Let me tell you a short story. This happened several years ago. A lady I know was getting a divorce in Oklahoma. Her father was an appraiser in Missouri and not licensed or certified in Oklahoma. Neither side had an appraisal done by the usual means. Her father got on the witness stand... disclosed that he was her father, disclosed that he was only licensed in Missouri, and described why he thought the value was $x. (Let's not go into all the reasons he did wrong... I know.)

Her soon-to-be ex-husband put his appraiser on the witness stand. Her attorney asked that appraiser (licensed in Oklahoma and not related to any party) one question: "Did you go into the house?"

The appraiser had to admit that he did not go into the house.

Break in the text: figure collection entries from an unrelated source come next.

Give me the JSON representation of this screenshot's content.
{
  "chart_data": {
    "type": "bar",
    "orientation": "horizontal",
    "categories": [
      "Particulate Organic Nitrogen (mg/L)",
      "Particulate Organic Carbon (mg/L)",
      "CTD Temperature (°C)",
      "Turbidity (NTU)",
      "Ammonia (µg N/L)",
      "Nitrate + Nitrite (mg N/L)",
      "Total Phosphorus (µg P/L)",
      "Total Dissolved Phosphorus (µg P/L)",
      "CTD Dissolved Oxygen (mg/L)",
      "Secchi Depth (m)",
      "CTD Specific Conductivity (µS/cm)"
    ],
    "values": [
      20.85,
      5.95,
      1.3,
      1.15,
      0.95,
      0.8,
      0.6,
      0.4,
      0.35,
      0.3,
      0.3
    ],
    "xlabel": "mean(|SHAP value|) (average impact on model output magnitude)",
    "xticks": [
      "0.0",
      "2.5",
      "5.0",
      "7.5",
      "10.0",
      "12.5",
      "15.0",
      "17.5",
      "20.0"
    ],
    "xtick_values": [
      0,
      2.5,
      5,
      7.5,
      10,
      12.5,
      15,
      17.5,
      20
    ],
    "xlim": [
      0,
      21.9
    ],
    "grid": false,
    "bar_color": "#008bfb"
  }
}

The next words from the judge were as follows: "You are not qualified to testify as to the value of that house."

Food for thought.
 
Intended User doesn't mean squat when you are subpoenaed to court. When you are served, you must go, and you probably will be served. The judge will not be talking about 'intended user'.

One point that doesn't seem to have come up yet is whether an exterior only (or no inspection) appraisal will stand up in court. The odds are pretty good it won't. (Although, no one can predict with certainty what a judge will do.)

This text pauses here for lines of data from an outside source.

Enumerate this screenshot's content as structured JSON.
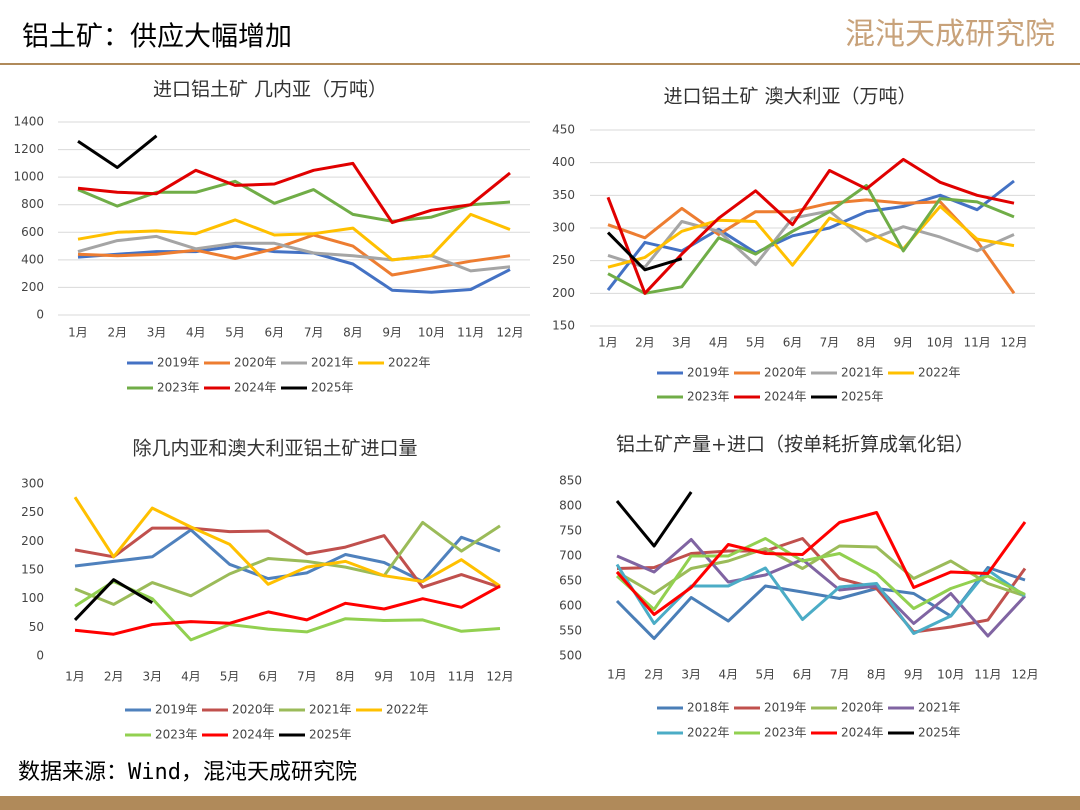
{
  "header": {
    "title": "铝土矿：供应大幅增加",
    "logo": "混沌天成研究院"
  },
  "footer": {
    "source": "数据来源：Wind，混沌天成研究院"
  },
  "chart_data": [
    {
      "type": "line",
      "title": "进口铝土矿 几内亚（万吨）",
      "categories": [
        "1月",
        "2月",
        "3月",
        "4月",
        "5月",
        "6月",
        "7月",
        "8月",
        "9月",
        "10月",
        "11月",
        "12月"
      ],
      "ylim": [
        0,
        1400
      ],
      "yticks": [
        0,
        200,
        400,
        600,
        800,
        1000,
        1200,
        1400
      ],
      "grid": true,
      "series": [
        {
          "name": "2019年",
          "color": "#4472c4",
          "values": [
            420,
            440,
            460,
            460,
            500,
            460,
            450,
            370,
            180,
            165,
            185,
            330
          ]
        },
        {
          "name": "2020年",
          "color": "#ed7d31",
          "values": [
            440,
            430,
            440,
            470,
            410,
            480,
            580,
            500,
            290,
            340,
            390,
            430
          ]
        },
        {
          "name": "2021年",
          "color": "#a5a5a5",
          "values": [
            460,
            540,
            570,
            480,
            520,
            520,
            450,
            430,
            400,
            430,
            320,
            350
          ]
        },
        {
          "name": "2022年",
          "color": "#ffc000",
          "values": [
            550,
            600,
            610,
            590,
            690,
            580,
            590,
            630,
            400,
            430,
            730,
            620
          ]
        },
        {
          "name": "2023年",
          "color": "#70ad47",
          "values": [
            910,
            790,
            890,
            890,
            970,
            810,
            910,
            730,
            680,
            710,
            800,
            820
          ]
        },
        {
          "name": "2024年",
          "color": "#e00000",
          "values": [
            920,
            890,
            880,
            1050,
            940,
            950,
            1050,
            1100,
            670,
            760,
            800,
            1030
          ]
        },
        {
          "name": "2025年",
          "color": "#000000",
          "values": [
            1260,
            1070,
            1300,
            null,
            null,
            null,
            null,
            null,
            null,
            null,
            null,
            null
          ]
        }
      ]
    },
    {
      "type": "line",
      "title": "进口铝土矿 澳大利亚（万吨）",
      "categories": [
        "1月",
        "2月",
        "3月",
        "4月",
        "5月",
        "6月",
        "7月",
        "8月",
        "9月",
        "10月",
        "11月",
        "12月"
      ],
      "ylim": [
        150,
        450
      ],
      "yticks": [
        150,
        200,
        250,
        300,
        350,
        400,
        450
      ],
      "grid": true,
      "series": [
        {
          "name": "2019年",
          "color": "#4472c4",
          "values": [
            205,
            278,
            265,
            298,
            262,
            288,
            300,
            325,
            333,
            350,
            328,
            372
          ]
        },
        {
          "name": "2020年",
          "color": "#ed7d31",
          "values": [
            305,
            285,
            330,
            290,
            325,
            325,
            338,
            343,
            338,
            340,
            280,
            200
          ]
        },
        {
          "name": "2021年",
          "color": "#a5a5a5",
          "values": [
            258,
            240,
            310,
            295,
            244,
            315,
            326,
            280,
            302,
            286,
            265,
            290
          ]
        },
        {
          "name": "2022年",
          "color": "#ffc000",
          "values": [
            240,
            255,
            295,
            312,
            310,
            243,
            315,
            295,
            268,
            333,
            283,
            273
          ]
        },
        {
          "name": "2023年",
          "color": "#70ad47",
          "values": [
            230,
            200,
            210,
            285,
            260,
            295,
            325,
            365,
            265,
            345,
            340,
            317
          ]
        },
        {
          "name": "2024年",
          "color": "#e00000",
          "values": [
            347,
            200,
            260,
            315,
            357,
            305,
            388,
            360,
            405,
            370,
            350,
            338
          ]
        },
        {
          "name": "2025年",
          "color": "#000000",
          "values": [
            293,
            236,
            253,
            null,
            null,
            null,
            null,
            null,
            null,
            null,
            null,
            null
          ]
        }
      ]
    },
    {
      "type": "line",
      "title": "除几内亚和澳大利亚铝土矿进口量",
      "categories": [
        "1月",
        "2月",
        "3月",
        "4月",
        "5月",
        "6月",
        "7月",
        "8月",
        "9月",
        "10月",
        "11月",
        "12月"
      ],
      "ylim": [
        0,
        300
      ],
      "yticks": [
        0,
        50,
        100,
        150,
        200,
        250,
        300
      ],
      "grid": false,
      "series": [
        {
          "name": "2019年",
          "color": "#4f81bd",
          "values": [
            157,
            165,
            173,
            220,
            160,
            135,
            145,
            177,
            163,
            130,
            207,
            183
          ]
        },
        {
          "name": "2020年",
          "color": "#c0504d",
          "values": [
            185,
            173,
            223,
            223,
            217,
            218,
            178,
            190,
            210,
            120,
            142,
            120
          ]
        },
        {
          "name": "2021年",
          "color": "#9bbb59",
          "values": [
            117,
            90,
            128,
            105,
            143,
            170,
            165,
            155,
            140,
            233,
            183,
            227
          ]
        },
        {
          "name": "2022年",
          "color": "#ffc000",
          "values": [
            277,
            173,
            258,
            225,
            195,
            125,
            155,
            165,
            140,
            130,
            168,
            122
          ]
        },
        {
          "name": "2023年",
          "color": "#92d050",
          "values": [
            87,
            130,
            100,
            28,
            55,
            47,
            42,
            65,
            62,
            63,
            43,
            48
          ]
        },
        {
          "name": "2024年",
          "color": "#ff0000",
          "values": [
            45,
            38,
            55,
            60,
            57,
            77,
            63,
            92,
            82,
            100,
            85,
            122
          ]
        },
        {
          "name": "2025年",
          "color": "#000000",
          "values": [
            63,
            133,
            93,
            null,
            null,
            null,
            null,
            null,
            null,
            null,
            null,
            null
          ]
        }
      ]
    },
    {
      "type": "line",
      "title": "铝土矿产量+进口（按单耗折算成氧化铝）",
      "categories": [
        "1月",
        "2月",
        "3月",
        "4月",
        "5月",
        "6月",
        "7月",
        "8月",
        "9月",
        "10月",
        "11月",
        "12月"
      ],
      "ylim": [
        500,
        850
      ],
      "yticks": [
        500,
        550,
        600,
        650,
        700,
        750,
        800,
        850
      ],
      "grid": false,
      "series": [
        {
          "name": "2018年",
          "color": "#4a7eb7",
          "values": [
            610,
            535,
            617,
            570,
            640,
            628,
            615,
            635,
            625,
            580,
            677,
            652
          ]
        },
        {
          "name": "2019年",
          "color": "#c0504d",
          "values": [
            675,
            677,
            705,
            710,
            710,
            735,
            655,
            635,
            548,
            558,
            572,
            675
          ]
        },
        {
          "name": "2020年",
          "color": "#9bbb59",
          "values": [
            668,
            625,
            675,
            690,
            715,
            675,
            720,
            718,
            655,
            690,
            645,
            620
          ]
        },
        {
          "name": "2021年",
          "color": "#8064a2",
          "values": [
            700,
            668,
            733,
            648,
            662,
            693,
            632,
            640,
            565,
            625,
            540,
            620
          ]
        },
        {
          "name": "2022年",
          "color": "#4bacc6",
          "values": [
            683,
            565,
            640,
            640,
            676,
            573,
            638,
            645,
            545,
            580,
            672,
            620
          ]
        },
        {
          "name": "2023年",
          "color": "#92d050",
          "values": [
            660,
            593,
            700,
            700,
            735,
            690,
            705,
            665,
            595,
            635,
            660,
            623
          ]
        },
        {
          "name": "2024年",
          "color": "#ff0000",
          "values": [
            668,
            583,
            637,
            723,
            705,
            703,
            767,
            787,
            637,
            668,
            665,
            768
          ]
        },
        {
          "name": "2025年",
          "color": "#000000",
          "values": [
            810,
            720,
            828,
            null,
            null,
            null,
            null,
            null,
            null,
            null,
            null,
            null
          ]
        }
      ]
    }
  ]
}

It seems that "going to court" with the appraisal was not the intended use. So if the client uses the appraisal for a non-intended use, isn't that the fault of the client, rather than the appraiser?
 
Greg Boyd said:
It seems that "going to court" with the appraisal was not the intended use. So if the client uses the appraisal for a non-intended use, isn't that the fault of the client, rather than the appraiser?
That is true. But, that doesn't mean you cannot be supoened (sp... too lazy to look it up). Ozarkian: su-peenied.

However, most judges would probably not allow the testimony if the other attorney objected on that basis (just my guess). One thing to be certain of... if you go to court as a professional witness, be sure you get professional payment. As far as I'm concerned, if that happens, it's all good.
 
If the intended use is for litigation feasibility, I don't see any reason why it couldn't be done as a drive-by. The intended use is legitimate and the amount of data may or may not be sufficient for you to conclude credible results.

IMO, it would be possible to complete the assignment with minimal data sources, as long as you customize engagement agreement and the SOW to include the fact that from the start, there is no answer to the value question, and that your client has requested you to get the best answer you can. Yes, there is a point where the data available returns a 'no value', but that's a pretty low threshold.

Assume your subject is a 2br/1ba unit and you know the GLA. How hard is it to research the price range for similar units? Of course, the value is dependent on condition and factors regarding the HOA/project. But at this stage, if the go/no-go point is $400k, and your value range comes back with $375k to $450k, that is very useful information; enough for the attorney to take it to his/her client and make a decision. Likewise, if the value range is $325k to $375k, that information is just as useful.

The client has a simple problem: Do we proceed along this course?
The answer is dependent on the value. The question is, "Does it appear feasible that there is sufficient value to proceed?" This is exactly the kind of problem that appraisers solve.

If one were uncomfortable with this, one could recommend an AVM.

And, if the client is incompetent enough to use this report and require my testimony about it in a case or deposition when they know that is not the intended use, then I can say to the opposing counsel when asked,
"My report was not intended for this litigation, and isn't credible for the purposes being used in this case. My client and I discussed this before I accepted the engagement, it is clearly stated though out my report, and I again reminded my client of this fact prior to my testimony."


So, again, I see little (or, very manageable) risk as long as the engagement and SOW are clearly written, the purpose/intended use of the results is clearly established, and the reliability of the results are clearly understood.